Noch eine Frage bitte, Herr Petzke

Jesper Petzke über die 2., komplett überarbeitete Auflage von "Drehplanung"

Noch eine Frage bitte, Herr Petzke

An welchem Filmprojekt arbeiten Sie gerade?

Aktuell recherchiere und finanziere ich ein Dokumentarfilmprojekt mit dem Titel „Chung King Can Suck It“ über eine sehr seltene Vinylschallplatte. Die Dreharbeiten sind für dieses Jahr geplant. Es ist meine erste Arbeit im nichtfiktionalen Bereich und ich freue mich sehr auf diese neue Herausforderung. Darüber hinaus entwickele ich verschiedene fiktionale Stoffe in unterschiedlichen Stadien, unter anderem auch zwei Serienprojekte.

Welchen Stellenwert hat die Drehplanung innerhalb der Produktion eines Filmes?

Bei einem fiktionalen Stoff ist die Drehplanung so etwas wie der Maschinenraum.
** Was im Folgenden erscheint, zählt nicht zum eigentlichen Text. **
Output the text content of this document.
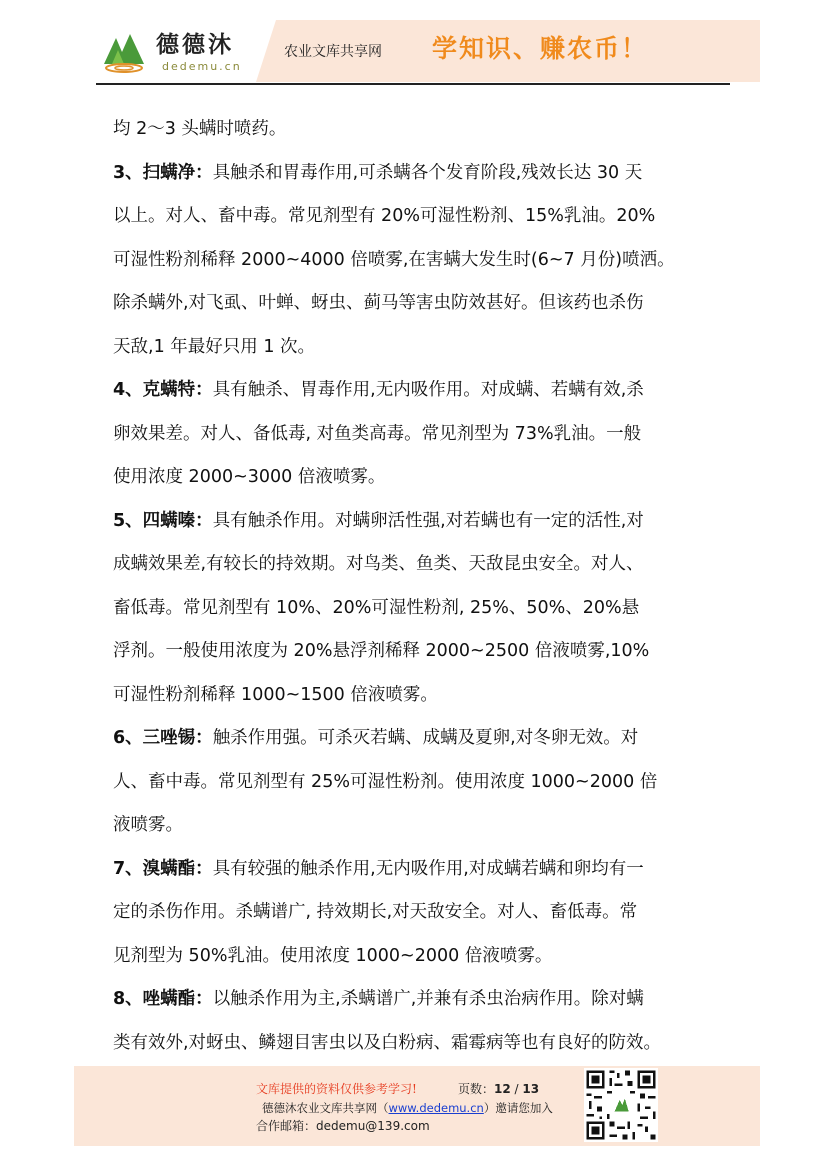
德德沐
dedemu.cn
农业文库共享网 学知识、赚农币！
均 2～3 头螨时喷药。
3、扫螨净：具触杀和胃毒作用,可杀螨各个发育阶段,残效长达 30 天
以上。对人、畜中毒。常见剂型有 20%可湿性粉剂、15%乳油。20%
可湿性粉剂稀释 2000~4000 倍喷雾,在害螨大发生时(6~7 月份)喷洒。
除杀螨外,对飞虱、叶蝉、蚜虫、蓟马等害虫防效甚好。但该药也杀伤
天敌,1 年最好只用 1 次。
4、克螨特：具有触杀、胃毒作用,无内吸作用。对成螨、若螨有效,杀
卵效果差。对人、备低毒, 对鱼类高毒。常见剂型为 73%乳油。一般
使用浓度 2000~3000 倍液喷雾。
5、四螨嗪：具有触杀作用。对螨卵活性强,对若螨也有一定的活性,对
成螨效果差,有较长的持效期。对鸟类、鱼类、天敌昆虫安全。对人、
畜低毒。常见剂型有 10%、20%可湿性粉剂, 25%、50%、20%悬
浮剂。一般使用浓度为 20%悬浮剂稀释 2000~2500 倍液喷雾,10%
可湿性粉剂稀释 1000~1500 倍液喷雾。
6、三唑锡：触杀作用强。可杀灭若螨、成螨及夏卵,对冬卵无效。对
人、畜中毒。常见剂型有 25%可湿性粉剂。使用浓度 1000~2000 倍
液喷雾。
7、溴螨酯：具有较强的触杀作用,无内吸作用,对成螨若螨和卵均有一
定的杀伤作用。杀螨谱广, 持效期长,对天敌安全。对人、畜低毒。常
见剂型为 50%乳油。使用浓度 1000~2000 倍液喷雾。
8、唑螨酯：以触杀作用为主,杀螨谱广,并兼有杀虫治病作用。除对螨
类有效外,对蚜虫、鳞翅目害虫以及白粉病、霜霉病等也有良好的防效。
文库提供的资料仅供参考学习!	页数：12 / 13
德德沐农业文库共享网（www.dedemu.cn）邀请您加入
合作邮箱：dedemu@139.com
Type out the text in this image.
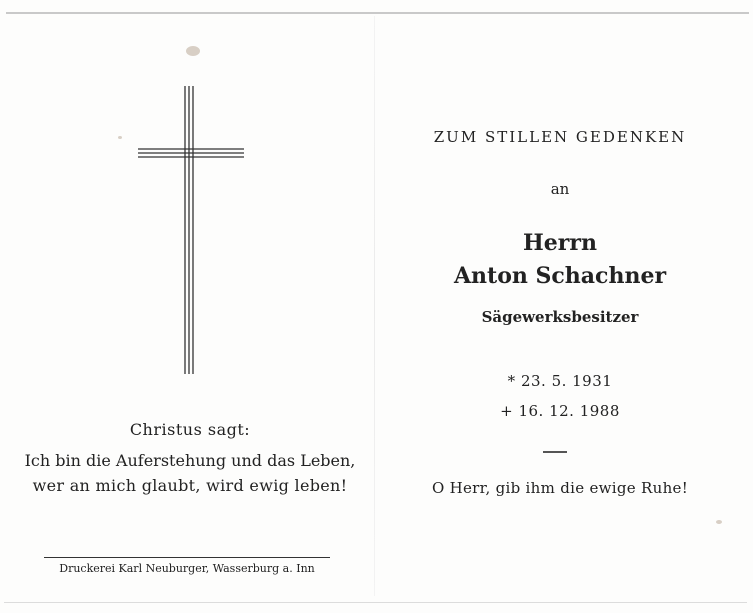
Christus sagt:
Ich bin die Auferstehung und das Leben,
wer an mich glaubt, wird ewig leben!
Druckerei Karl Neuburger, Wasserburg a. Inn
ZUM STILLEN GEDENKEN
an
Herrn
Anton Schachner
Sägewerksbesitzer
* 23. 5. 1931
+ 16. 12. 1988
O Herr, gib ihm die ewige Ruhe!
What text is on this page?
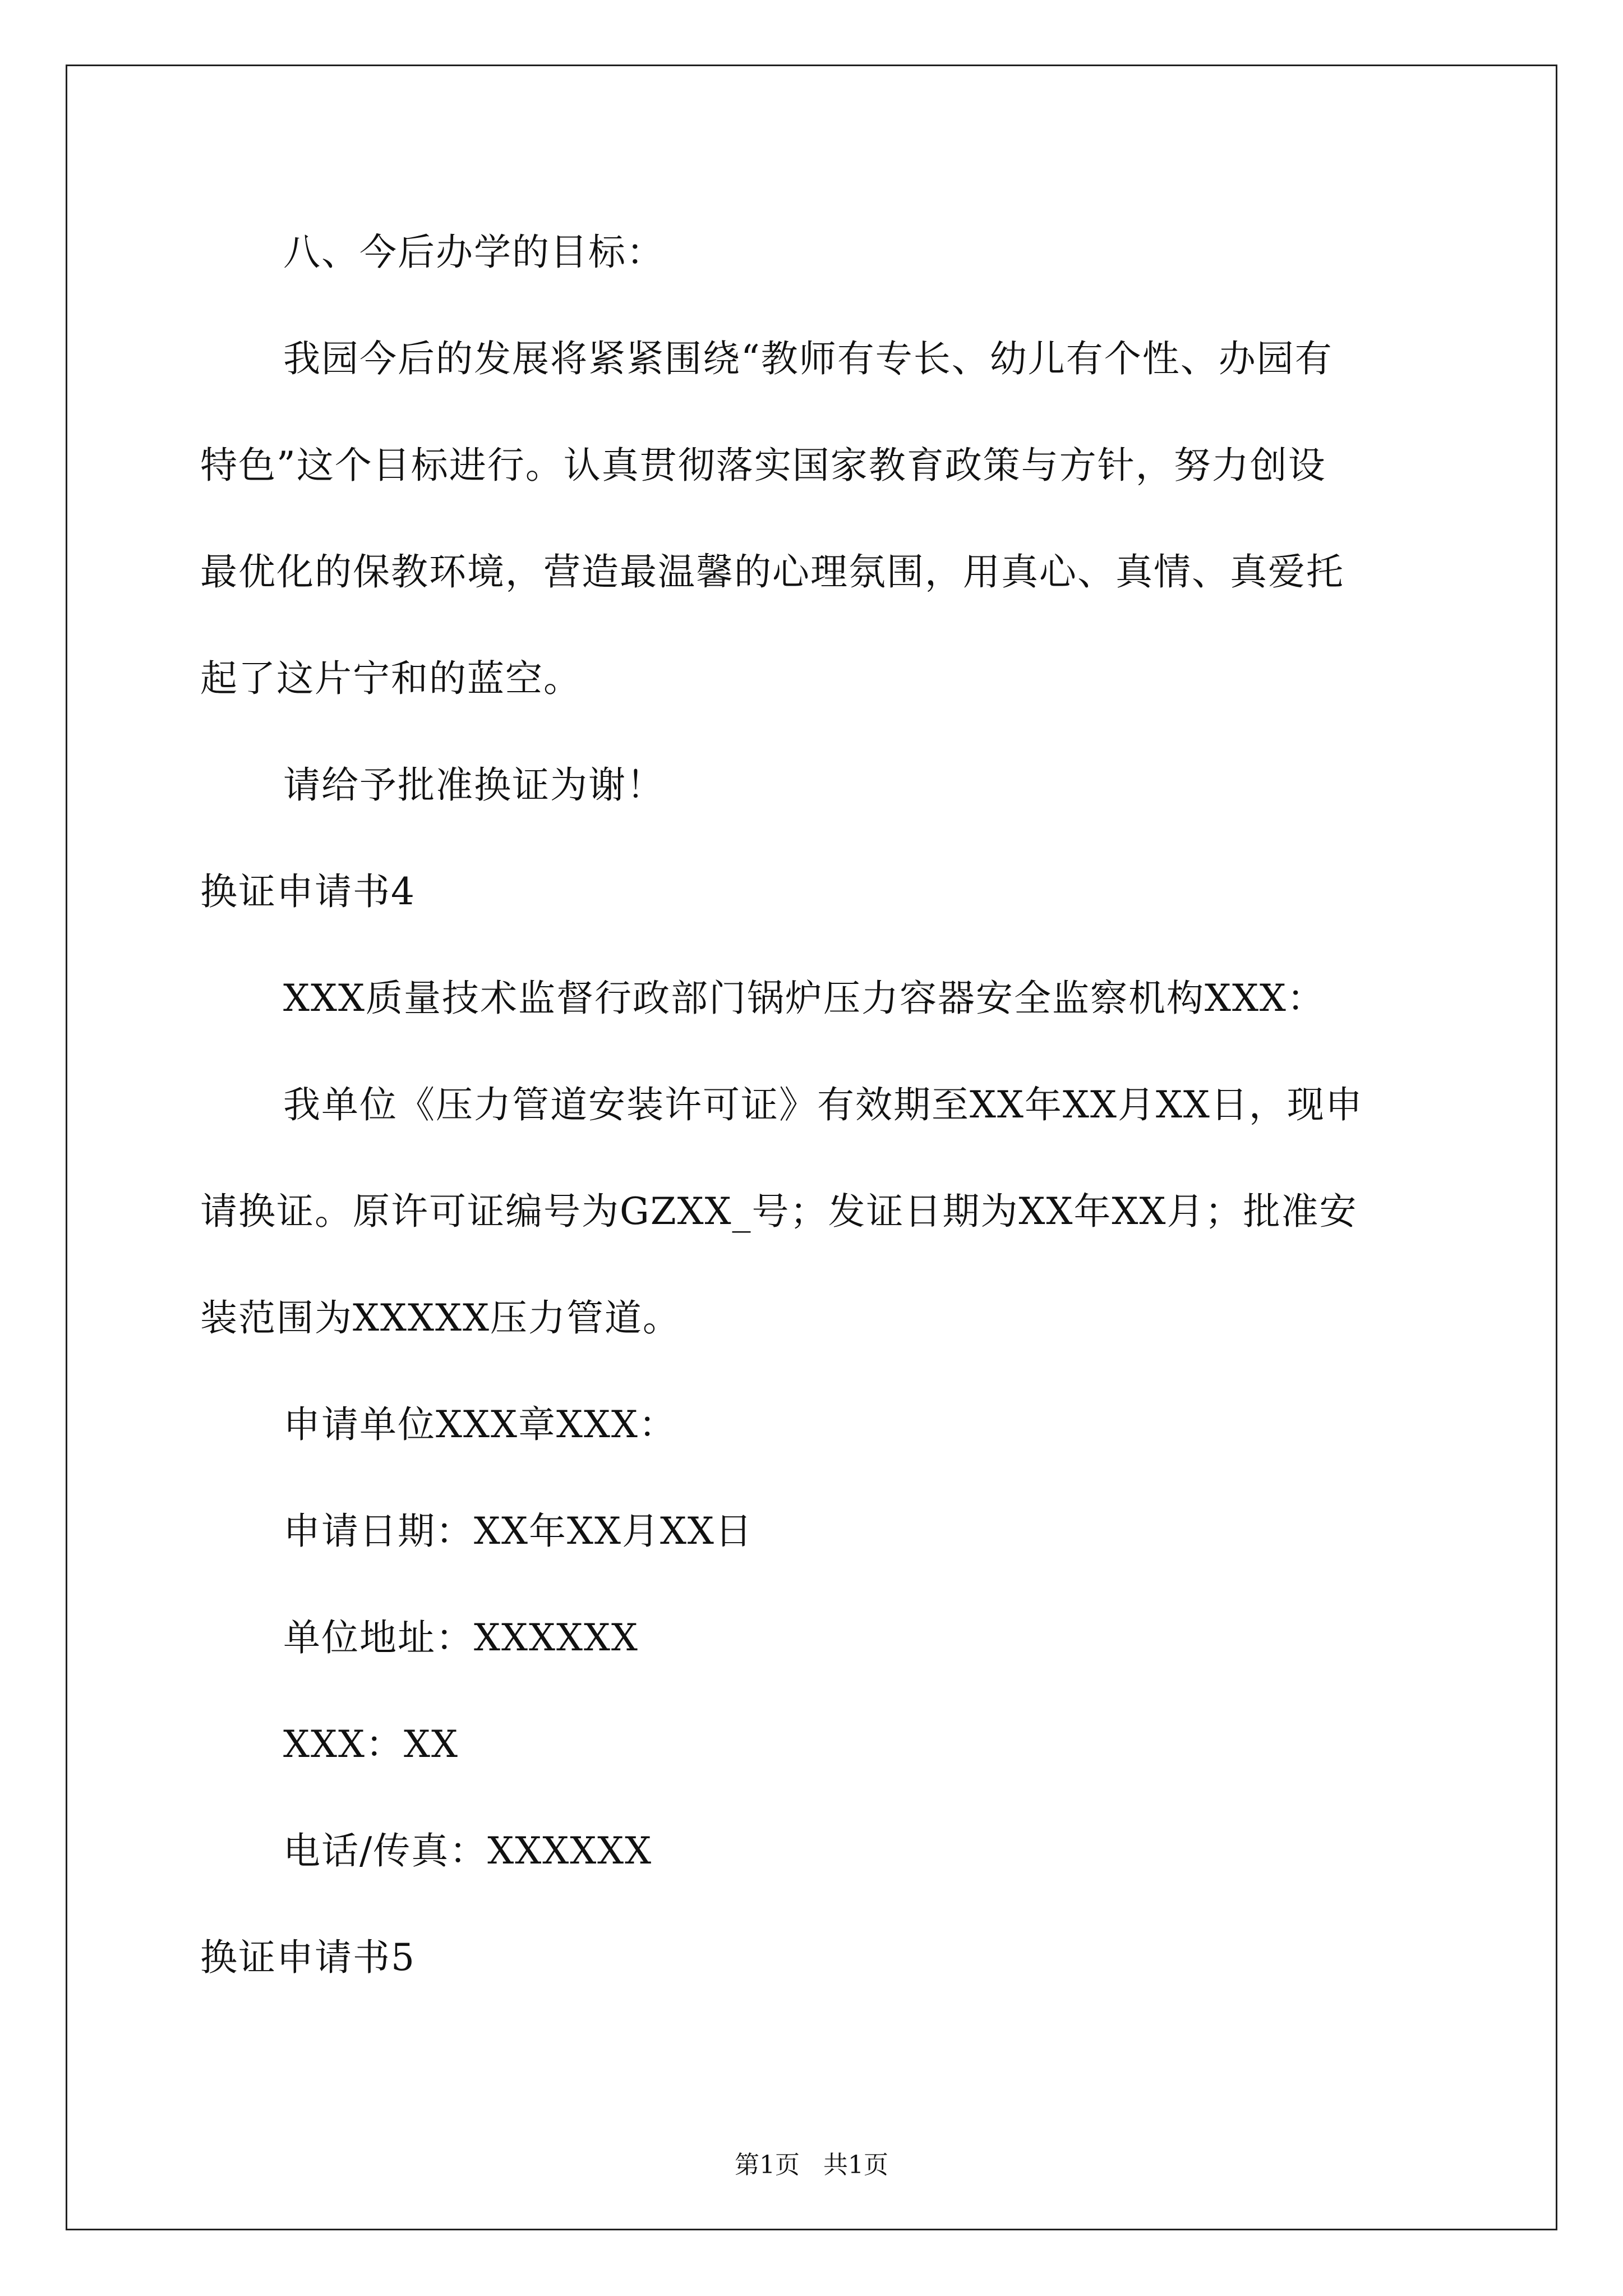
八、今后办学的目标：
我园今后的发展将紧紧围绕“教师有专长、幼儿有个性、办园有
特色”这个目标进行。认真贯彻落实国家教育政策与方针，努力创设
最优化的保教环境，营造最温馨的心理氛围，用真心、真情、真爱托
起了这片宁和的蓝空。
请给予批准换证为谢！
换证申请书4
XXX质量技术监督行政部门锅炉压力容器安全监察机构XXX：
我单位《压力管道安装许可证》有效期至XX年XX月XX日，现申
请换证。原许可证编号为GZXX_号；发证日期为XX年XX月；批准安
装范围为XXXXX压力管道。
申请单位XXX章XXX：
申请日期：XX年XX月XX日
单位地址：XXXXXX
XXX：XX
电话/传真：XXXXXX
换证申请书5
第1页 共1页
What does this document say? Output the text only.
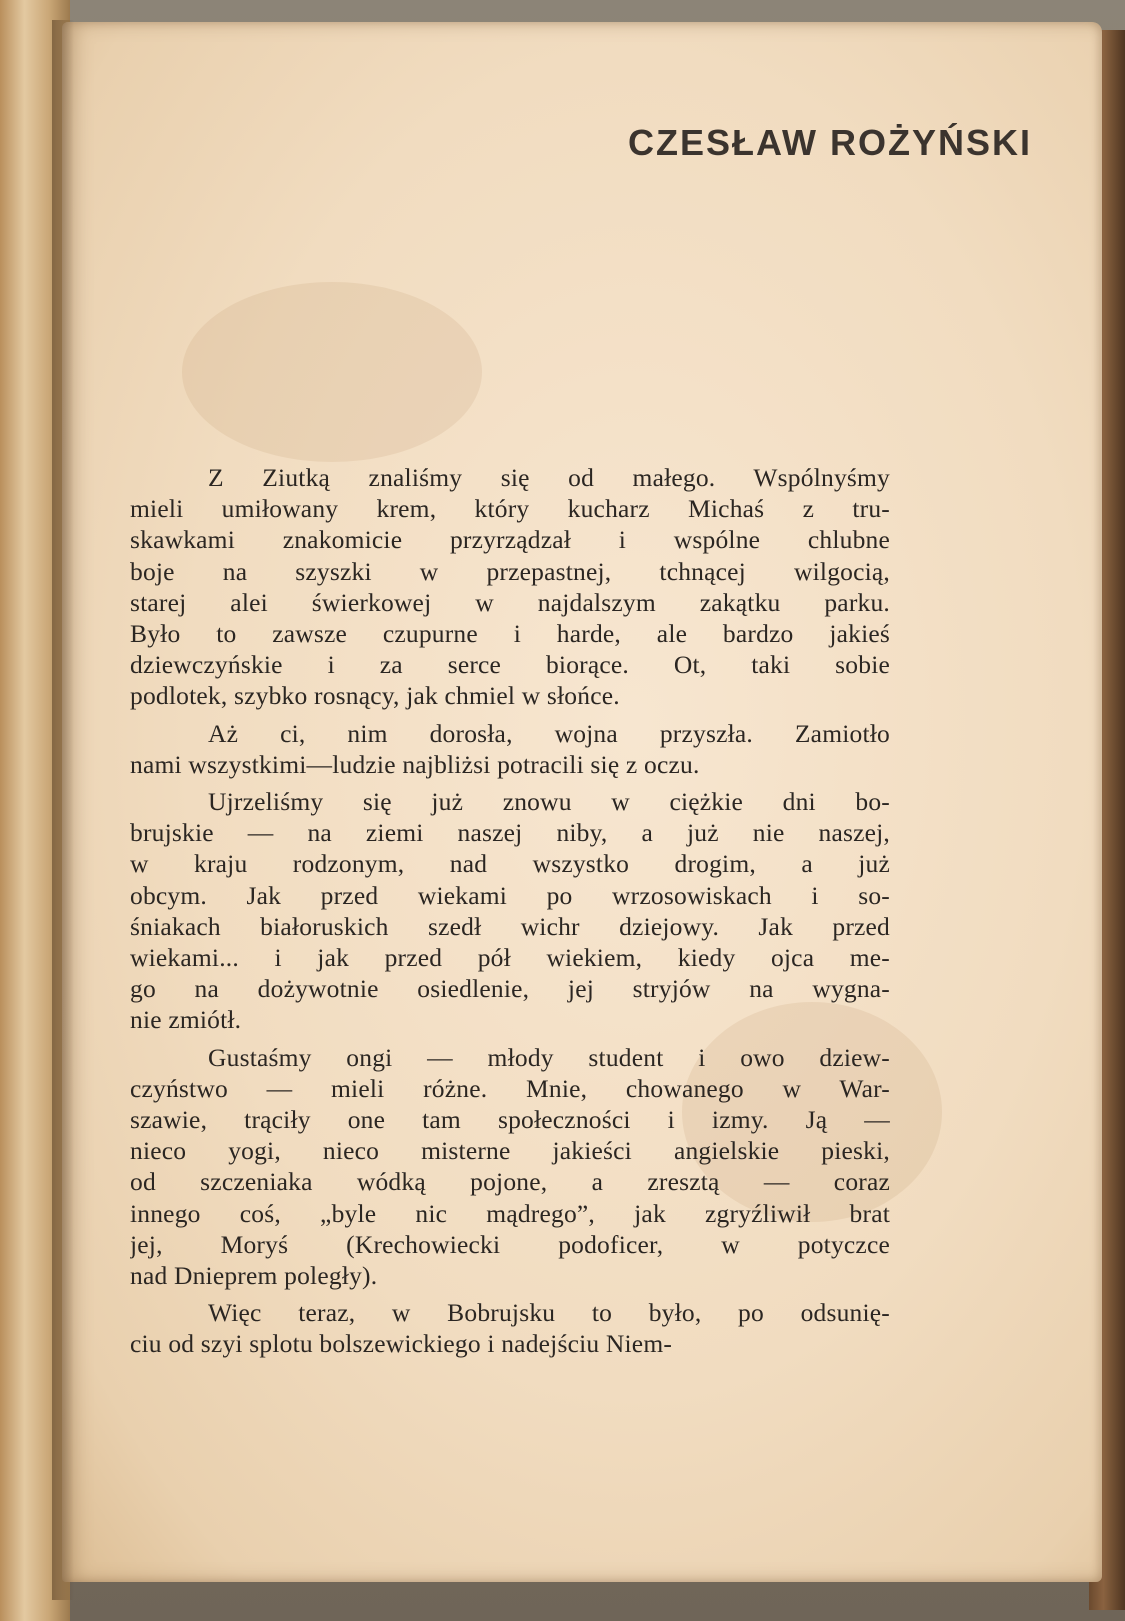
CZESŁAW ROŻYŃSKI
Z Ziutką znaliśmy się od małego. Wspólnyśmy
mieli umiłowany krem, który kucharz Michaś z tru-
skawkami znakomicie przyrządzał i wspólne chlubne
boje na szyszki w przepastnej, tchnącej wilgocią,
starej alei świerkowej w najdalszym zakątku parku.
Było to zawsze czupurne i harde, ale bardzo jakieś
dziewczyńskie i za serce biorące. Ot, taki sobie
podlotek, szybko rosnący, jak chmiel w słońce.
Aż ci, nim dorosła, wojna przyszła. Zamiotło
nami wszystkimi—ludzie najbliżsi potracili się z oczu.
Ujrzeliśmy się już znowu w ciężkie dni bo-
brujskie — na ziemi naszej niby, a już nie naszej,
w kraju rodzonym, nad wszystko drogim, a już
obcym. Jak przed wiekami po wrzosowiskach i so-
śniakach białoruskich szedł wichr dziejowy. Jak przed
wiekami... i jak przed pół wiekiem, kiedy ojca me-
go na dożywotnie osiedlenie, jej stryjów na wygna-
nie zmiótł.
Gustaśmy ongi — młody student i owo dziew-
czyństwo — mieli różne. Mnie, chowanego w War-
szawie, trąciły one tam społeczności i izmy. Ją —
nieco yogi, nieco misterne jakieści angielskie pieski,
od szczeniaka wódką pojone, a zresztą — coraz
innego coś, „byle nic mądrego”, jak zgryźliwił brat
jej, Moryś (Krechowiecki podoficer, w potyczce
nad Dnieprem poległy).
Więc teraz, w Bobrujsku to było, po odsunię-
ciu od szyi splotu bolszewickiego i nadejściu Niem-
Er ist unsichtbar und arbeitet erst einmal stoisch vor sich hin. Wenn aber Probleme auftauchen, kann das die ganze Dampferfahrt stoppen. Gleichzeitig laufen in ihm alle Kommandos von der Brücke zusammen. Und manchmal kann Drehplanung auch ganz schön hartes Kohleschippen sein.

Wie wichtig ist das Drehbuch für die Drehplanung?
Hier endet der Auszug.